Between ages 5 and 7, she found, the children often gave a variety of answers. Some said the animals grew out of the ground or were born in a cave. Others gave the credit to God.
By 8 or 9, however, children consistently expressed creationist beliefs—regardless of the their schools’ religious affiliation.
“Kids know about humans making things, and they know that humans can’t make animals. So the idea that God can make animals makes sense,” says Evans, an associate psychology professor at the university in Toledo, Ohio.
Between ages 10 and 12, students tended to split again on the question of biological origins. Half gave an evolutionary explanation, and half endorsed the creationist view.

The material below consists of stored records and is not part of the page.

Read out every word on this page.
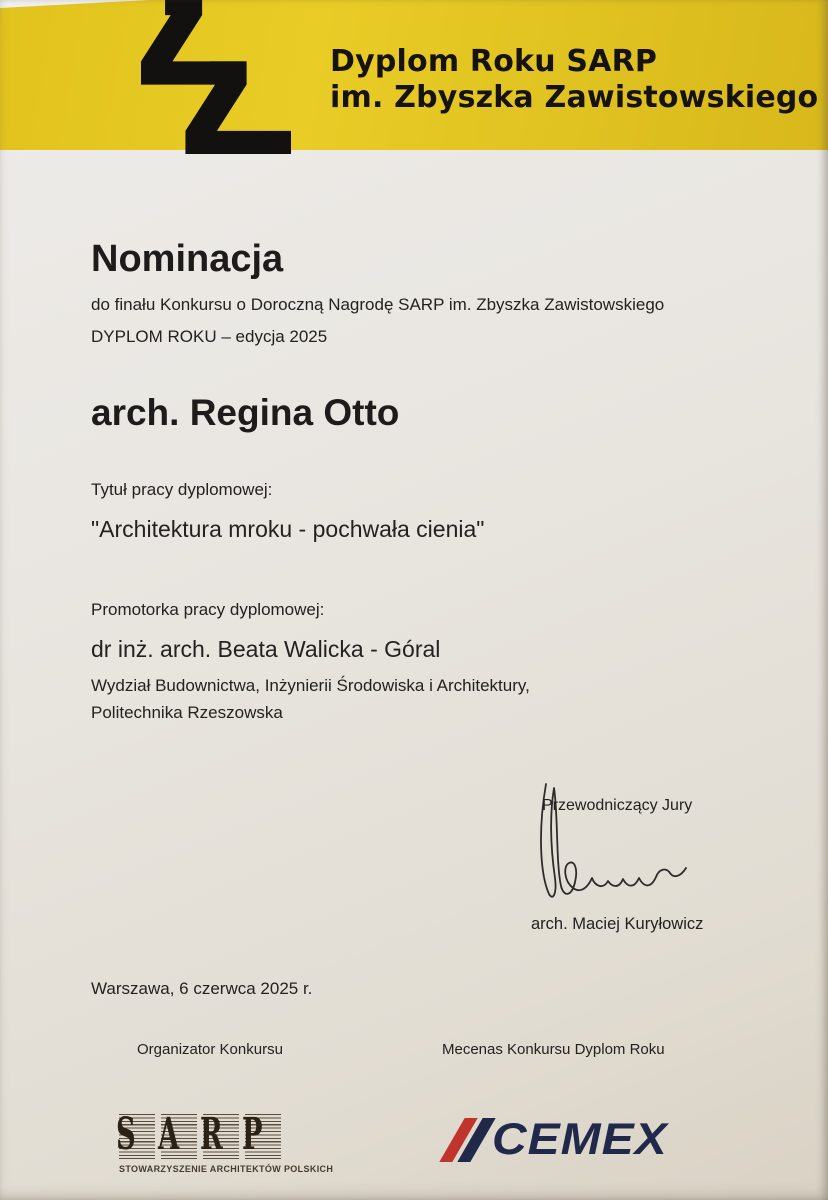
Dyplom Roku SARP
im. Zbyszka Zawistowskiego
Nominacja
do finału Konkursu o Doroczną Nagrodę SARP im. Zbyszka Zawistowskiego
DYPLOM ROKU – edycja 2025
arch. Regina Otto
Tytuł pracy dyplomowej:
"Architektura mroku - pochwała cienia"
Promotorka pracy dyplomowej:
dr inż. arch. Beata Walicka - Góral
Wydział Budownictwa, Inżynierii Środowiska i Architektury,
Politechnika Rzeszowska
Przewodniczący Jury
arch. Maciej Kuryłowicz
Warszawa, 6 czerwca 2025 r.
Organizator Konkursu	Mecenas Konkursu Dyplom Roku
S A R P
STOWARZYSZENIE ARCHITEKTÓW POLSKICH
CEMEX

The kind of response they gave was linked most closely to their parents’ views on the subject, whether or not they had studied fossils in school, and whether they found the idea of biological adaptation plausible.
On that last point, Evans had also asked students whether an animal that often stretched its neck to reach leaves in tall trees would have babies with longer necks. Students with evolutionist views tended to answer yes— albeit incorrectly.The lesson for schools, Evans says, is that children have to be at least exposed to knowledge of fossils and biological adaptation if they are going to accept evolutionary theory.
But the Harvard University researcher Howard Gardner argues that such findings also point up the need for educators to uncover children’s misconceptions as well. “If you didn’t know all your 3rd graders were creationists,” he says, “how would you begin to teach them?”